De Monique Duchêne à Harry Rosenmerck

 

 

Paris, le 12 septembre 2009

 

 

Cher Harry,

 

Si j’avais su que des images de nous me feraient sourire tandis que la mort rôde… Je feuillette nos vieux albums photos. J’étais jolie. Je ne le savais pas.

Je ressemble à une vieille carcasse de poule désormais, mais Annabelle m’a dit que tu viendrais me voir alors je fais des efforts pour manger. Toi qui aimes les femmes rebondies… Et j’ai un tube de rouge à lèvres tout près de moi. Une mamie coquette. Voilà ce que je suis.

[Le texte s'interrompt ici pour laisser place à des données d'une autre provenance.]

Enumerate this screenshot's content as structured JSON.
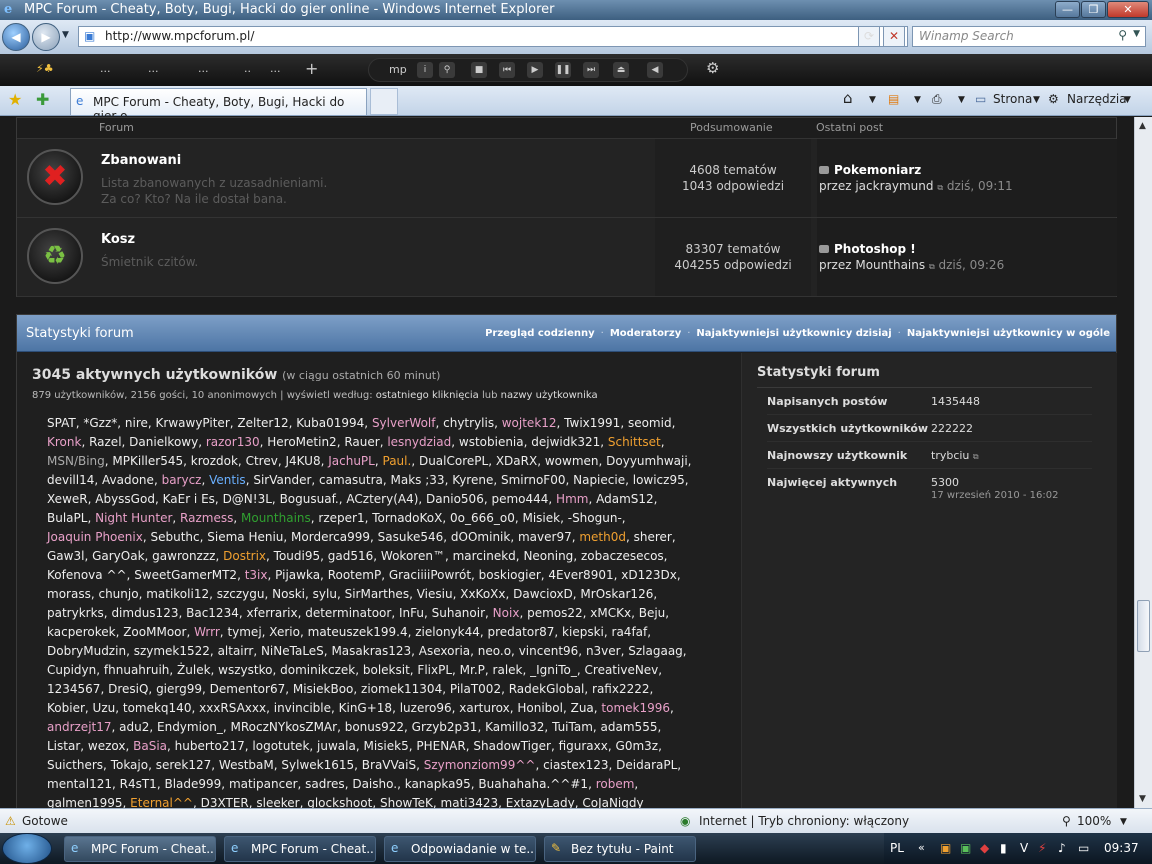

Alors je pense à nous. Dans le désordre. Je pense à cette fois sur l’île Moustique où nous avions été invités par des Américains. Nous sommes arrivés dans une grande maison vide. Surpris qu’il n’y ait pas d’agitation… Tu te souviens ? Et puis on a vu des photos dans des cadres et tu as hurlé : « On est chez les chintoques ! » C’était un armateur qui te terrifiait. Ils nous ont vus partir en courant dans l’allée. Nous étions dans l’avion dès le lendemain matin ! Tu pensais que le type allait te buter. Comme si on avait fait un truc grave…

Je ne sais pas pourquoi ça me fait rire. Comme ton besoin de quitter les fêtes quand tu voulais aller aux toilettes parce que tu ne pouvais qu’à la maison…

Ou cette folie pour ce petit restaurant thaïlandais dans lequel tu as mangé le même plat tous les deux jours durant trois ans.

Mais comment ai-je pu te supporter ? Et tes jeux d’échecs avec Méchoulis, le psychanalyste de Giscard, par téléphone. Tu me réveillais pour me dire que tu lui avais bouffé sa tour ! Et le hamster des enfants qui s’était échappé en pleine nuit.

Je m’accroche à des souvenirs comme une vieille pie, et je me dis qu’ils résonnent en toi en Israël.